Ir. Carmelita Pereira de Jesus

4/8/2009 - A vocação surgiu em mim a partir de uma curiosidade para saber quem era a figura de uma mulher religiosa que vi em uma revista (foi a 1ª vez que vi a foto de uma Irmã).

NASCIMENTO: 13/07/1946 – Riacho de Santana/BA
Entrada da Congregação: 03/07/1961
1ª profissão religiosa: 02/02/1968
Profissão perpétua: 13/05/1973

A vocação surgiu em mim a partir de uma curiosidade para saber quem era a figura de uma mulher religiosa que vi em uma revista (foi a 1ª vez que vi a foto de uma Irmã). Mostrei a foto para minha mãe e perguntei: – Que mulher é está? Ela me disse: - “MULHER DE DEUS e que trabalha com o povo”. Imediatamente eu respondi: – Quero ser uma delas! Entrei na Congregação das Irmãs de Jesus Bom Pastor, (a 1ª que conheci), porque senti nesta, a ressonância do que minha mãe havia falado. Ao ingressar, escutei falar que o fundador disse a mesma coisa: “A Pastorinha tem dois grandes amores: JESUS BOM PASTOR E O POVO”. Esse amor me queima por dentro.

Aos 27 de junho de 1961, meus pais e um irmão acompanham-me até a cidade de Santo Inácio/PR, pois morávamos na roça, de onde segui viagem, juntamente com meu pai, até a cidade de Guaraci/PR, onde moravam as Irmãs Pastorinhas. Ao despedir de mim disse-me: – “Seja obediente e humilde”. Após alguns dias viajamos para São Paulo e aos 03 de julho, ingressei na casa do Jabaquara, onde fiz o aspirantado.
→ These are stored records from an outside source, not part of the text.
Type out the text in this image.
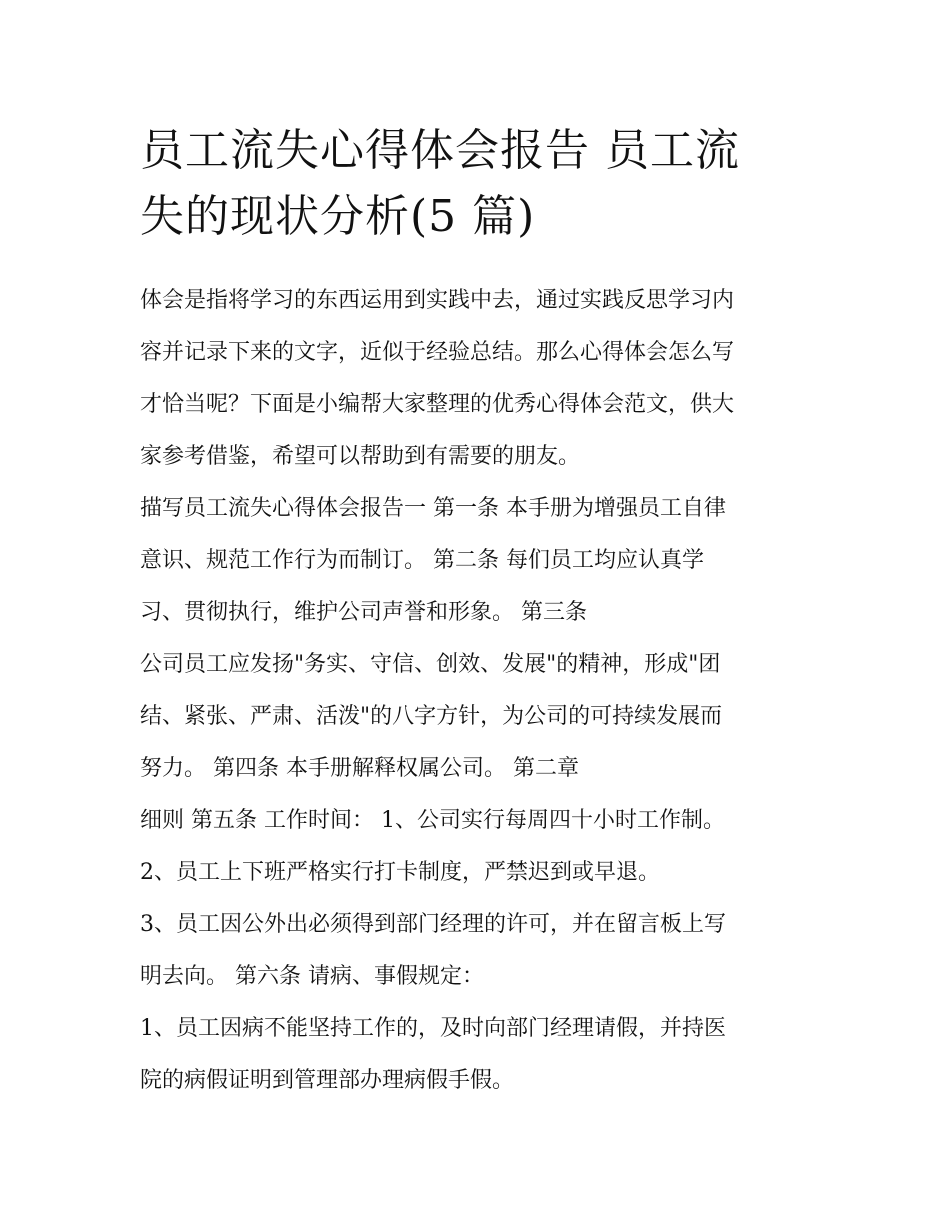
员工流失心得体会报告 员工流
失的现状分析(5 篇)
体会是指将学习的东西运用到实践中去，通过实践反思学习内
容并记录下来的文字，近似于经验总结。那么心得体会怎么写
才恰当呢？下面是小编帮大家整理的优秀心得体会范文，供大
家参考借鉴，希望可以帮助到有需要的朋友。
描写员工流失心得体会报告一 第一条 本手册为增强员工自律
意识、规范工作行为而制订。 第二条 每们员工均应认真学
习、贯彻执行，维护公司声誉和形象。 第三条
公司员工应发扬"务实、守信、创效、发展"的精神，形成"团
结、紧张、严肃、活泼"的八字方针，为公司的可持续发展而
努力。 第四条 本手册解释权属公司。 第二章
细则 第五条 工作时间： 1、公司实行每周四十小时工作制。
2、员工上下班严格实行打卡制度，严禁迟到或早退。
3、员工因公外出必须得到部门经理的许可，并在留言板上写
明去向。 第六条 请病、事假规定：
1、员工因病不能坚持工作的，及时向部门经理请假，并持医
院的病假证明到管理部办理病假手假。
Nos anos que se seguiram prossegui com a as etapas de formação e aos poucos fui assumindo a missão que me era confiada, por meio de vários serviços. Sem dúvida enfrentei algumas dificuldades sim, como: saudades e sofrimento, pois deixei a família após 7 dias da morte de um irmão jovem (28 anos – que veio a falecer depois de alguns anos de doença), o deixar algumas devoções e costumes que tinha; Entretanto, fiz inúmeras descobertas que nortearam toda a minha vida, como valorização do estudo e do catecismo; aprofundamento da fé que recebi da família; que a religiosa é humana, mulher como as outras; o sentido do lazer na vida e o valor da vida em comunidade.
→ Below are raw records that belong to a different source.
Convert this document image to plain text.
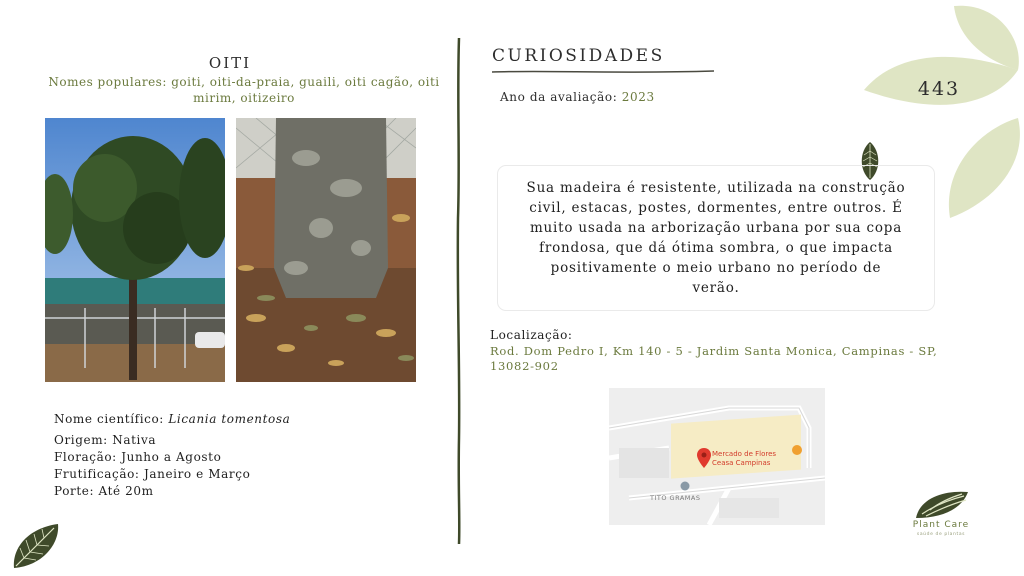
OITI
Nomes populares: goiti, oiti-da-praia, guaili, oiti cagão, oiti mirim, oitizeiro
Nome científico: Licania tomentosa
Origem: Nativa
Floração: Junho a Agosto
Frutificação: Janeiro e Março
Porte: Até 20m
CURIOSIDADES
Ano da avaliação: 2023	443
Sua madeira é resistente, utilizada na construção civil, estacas, postes, dormentes, entre outros. É muito usada na arborização urbana por sua copa frondosa, que dá ótima sombra, o que impacta positivamente o meio urbano no período de verão.
Localização:
Rod. Dom Pedro I, Km 140 - 5 - Jardim Santa Monica, Campinas - SP, 13082-902
Mercado de Flores
Ceasa Campinas
TITO GRAMAS
Plant Care
saúde de plantas
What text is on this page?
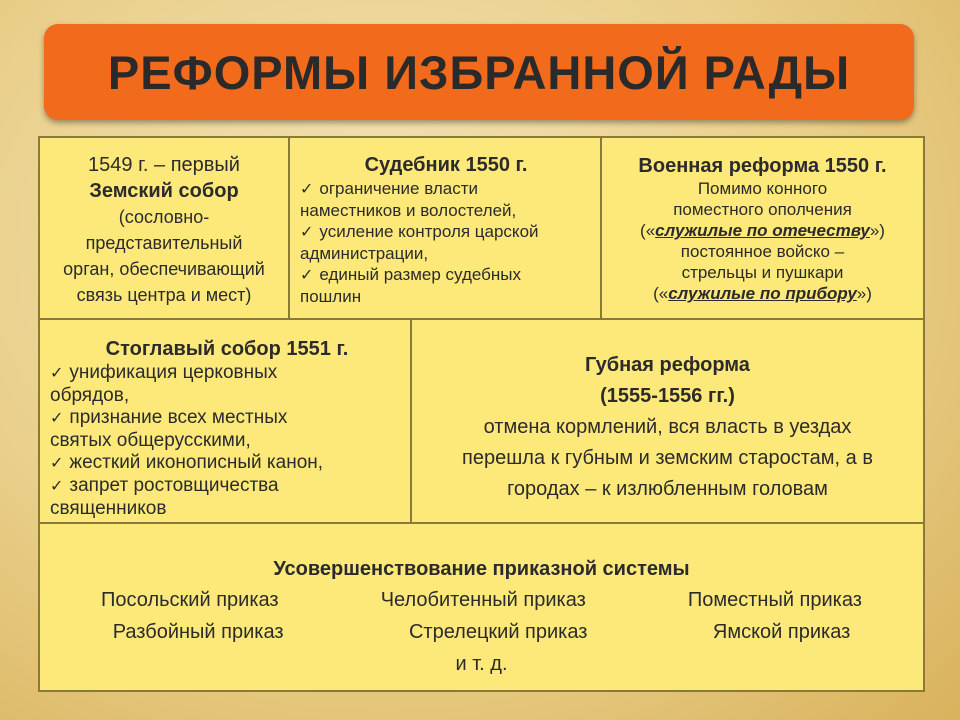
РЕФОРМЫ ИЗБРАННОЙ РАДЫ
1549 г. – первый
Земский собор
(сословно-
представительный
орган, обеспечивающий
связь центра и мест)
Судебник 1550 г.
✓ ограничение власти
наместников и волостелей,
✓ усиление контроля царской
администрации,
✓ единый размер судебных
пошлин
Военная реформа 1550 г.
Помимо конного
поместного ополчения
(«служилые по отечеству»)
постоянное войско –
стрельцы и пушкари
(«служилые по прибору»)
Стоглавый собор 1551 г.
✓ унификация церковных
обрядов,
✓ признание всех местных
святых общерусскими,
✓ жесткий иконописный канон,
✓ запрет ростовщичества
священников
Губная реформа
(1555-1556 гг.)
отмена кормлений, вся власть в уездах
перешла к губным и земским старостам, а в
городах – к излюбленным головам
Усовершенствование приказной системы
Посольский приказ	Челобитенный приказ	Поместный приказ
Разбойный приказ	Стрелецкий приказ	Ямской приказ
и т. д.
Na formação tudo era direcionado para a missão, porém grande parte da minha vida, foi dedicada para serviços internos da congregação e estudos. Caminhei na fé e na esperança... Quando a oportunidade de lançar-me na pastoral chegou tenho consciência que não fiz reservas, me lancei o quanto pude! E hoje vivo esta doação na missão pastoral de maneira muito intensa, por meio de uma experiência missionária profundamente desafiante: a África! Desde 1999 encontro-me em missão além fronteiras no Gabão – África Central. Com certeza é uma realidade completamente diferente do Brasil e sinto-me feliz por dar a minha contribuição neste país onde imperam tantas dificuldades, sejam sociais, econômicas, políticas ou religiosas.
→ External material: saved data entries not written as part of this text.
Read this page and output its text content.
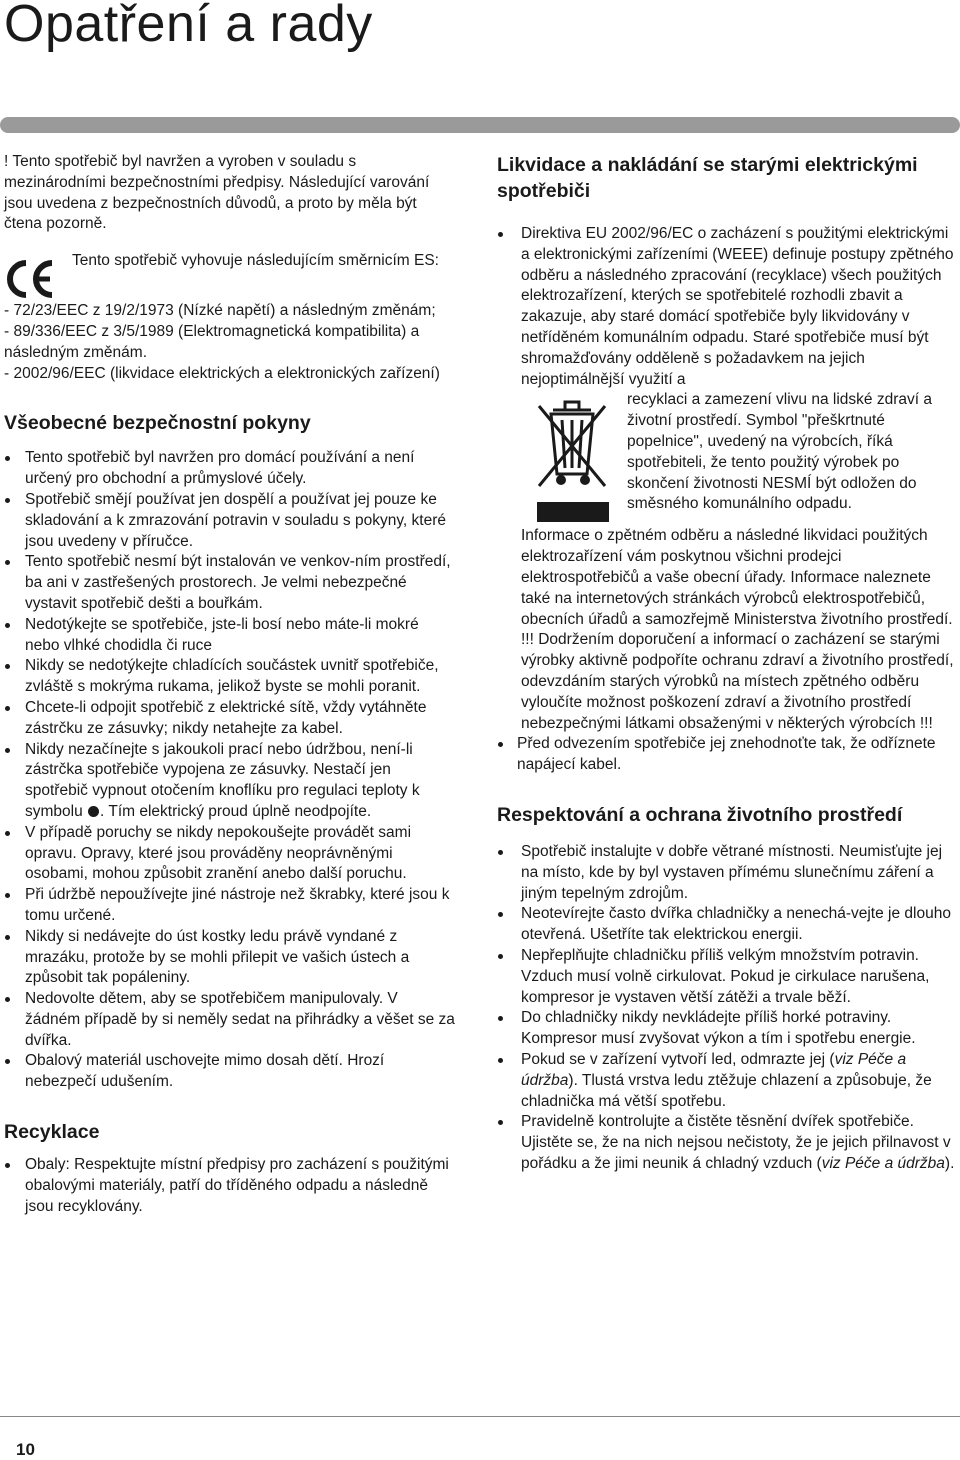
Opatření a rady

! Tento spotřebič byl navržen a vyroben v souladu s mezinárodními bezpečnostními předpisy. Následující varování jsou uvedena z bezpečnostních důvodů, a proto by měla být čtena pozorně.

Tento spotřebič vyhovuje následujícím směrnicím ES:

- 72/23/EEC z 19/2/1973 (Nízké napětí) a následným změnám;

- 89/336/EEC z 3/5/1989 (Elektromagnetická kompatibilita) a následným změnám.

- 2002/96/EEC (likvidace elektrických a elektronických zařízení)

Všeobecné bezpečnostní pokyny
Tento spotřebič byl navržen pro domácí používání a není určený pro obchodní a průmyslové účely.
Spotřebič smějí používat jen dospělí a používat jej pouze ke skladování a k zmrazování potravin v souladu s pokyny, které jsou uvedeny v příručce.
Tento spotřebič nesmí být instalován ve venkov-ním prostředí, ba ani v zastřešených prostorech. Je velmi nebezpečné vystavit spotřebič dešti a bouřkám.
Nedotýkejte se spotřebiče, jste-li bosí nebo máte-li mokré nebo vlhké chodidla či ruce
Nikdy se nedotýkejte chladících součástek uvnitř spotřebiče, zvláště s mokrýma rukama, jelikož byste se mohli poranit.
Chcete-li odpojit spotřebič z elektrické sítě, vždy vytáhněte zástrčku ze zásuvky; nikdy netahejte za kabel.
Nikdy nezačínejte s jakoukoli prací nebo údržbou, není-li zástrčka spotřebiče vypojena ze zásuvky. Nestačí jen spotřebič vypnout otočením knoflíku pro regulaci teploty k symbolu . Tím elektrický proud úplně neodpojíte.
V případě poruchy se nikdy nepokoušejte provádět sami opravu. Opravy, které jsou prováděny neoprávněnými osobami, mohou způsobit zranění anebo další poruchu.
Při údržbě nepoužívejte jiné nástroje než škrabky, které jsou k tomu určené.
Nikdy si nedávejte do úst kostky ledu právě vyndané z mrazáku, protože by se mohli přilepit ve vašich ústech a způsobit tak popáleniny.
Nedovolte dětem, aby se spotřebičem manipulovaly. V žádném případě by si neměly sedat na přihrádky a věšet se za dvířka.
Obalový materiál uschovejte mimo dosah dětí. Hrozí nebezpečí udušením.
Recyklace
Obaly: Respektujte místní předpisy pro zacházení s použitými obalovými materiály, patří do tříděného odpadu a následně jsou recyklovány.
Likvidace a nakládání se starými elektrickými spotřebiči
Direktiva EU 2002/96/EC o zacházení s použitými elektrickými a elektronickými zařízeními (WEEE) definuje postupy zpětného odběru a následného zpracování (recyklace) všech použitých elektrozařízení, kterých se spotřebitelé rozhodli zbavit a zakazuje, aby staré domácí spotřebiče byly likvidovány v netříděném komunálním odpadu. Staré spotřebiče musí být shromažďovány odděleně s požadavkem na jejich nejoptimálnější využití a

recyklaci a zamezení vlivu na lidské zdraví a životní prostředí. Symbol "přeškrtnuté popelnice", uvedený na výrobcích, říká spotřebiteli, že tento použitý výrobek po skončení životnosti NESMÍ být odložen do směsného komunálního odpadu.

Informace o zpětném odběru a následné likvidaci použitých elektrozařízení vám poskytnou všichni prodejci elektrospotřebičů a vaše obecní úřady. Informace naleznete také na internetových stránkách výrobců elektrospotřebičů, obecních úřadů a samozřejmě Ministerstva životního prostředí.

!!! Dodržením doporučení a informací o zacházení se starými výrobky aktivně podpoříte ochranu zdraví a životního prostředí, odevzdáním starých výrobků na místech zpětného odběru vyloučíte možnost poškození zdraví a životního prostředí nebezpečnými látkami obsaženými v některých výrobcích !!!

Před odvezením spotřebiče jej znehodnoťte tak, že odříznete napájecí kabel.
Respektování a ochrana životního prostředí
Spotřebič instalujte v dobře větrané místnosti. Neumisťujte jej na místo, kde by byl vystaven přímému slunečnímu záření a jiným tepelným zdrojům.
Neotevírejte často dvířka chladničky a nenechá-vejte je dlouho otevřená. Ušetříte tak elektrickou energii.
Nepřeplňujte chladničku příliš velkým množstvím potravin. Vzduch musí volně cirkulovat. Pokud je cirkulace narušena, kompresor je vystaven větší zátěži a trvale běží.
Do chladničky nikdy nevkládejte příliš horké potraviny. Kompresor musí zvyšovat výkon a tím i spotřebu energie.
Pokud se v zařízení vytvoří led, odmrazte jej (viz Péče a údržba). Tlustá vrstva ledu ztěžuje chlazení a způsobuje, že chladnička má větší spotřebu.
Pravidelně kontrolujte a čistěte těsnění dvířek spotřebiče. Ujistěte se, že na nich nejsou nečistoty, že je jejich přilnavost v pořádku a že jimi neunik á chladný vzduch (viz Péče a údržba).
10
Sinto a Igreja como mãe e mestra, por isso tenho o coração eclesial e lançar-me na pastoral é uma obrigação, não no sentido de ser obrigada, mas da consciência de que é minha vocação exercer o ministério pastoral, vivendo o espírito de comunhão eclesial na missão. Hoje não tenho dúvidas quanto aos fundamentos que me orientam nesta missão: a) A Palavra de Deus; b) O Carisma da Congregação que caminha com a Igreja; c) A realidade local e mundial de cada tempo. Querida Jovem, se você sente que Deus a chama a dar um passo além de sua família, para melhor servir o povo, não resista. Jesus Bom Pastor é quem fala: “Vem e Segue-me”. Jo. 1,35-51 e “Vinde após mim”; não tenha medo, se Jesus chama, Ele caminha conosco, até o fim nos sustenta, encoraja e nos conduz. Pode vir, Jesus chama e o povo espera.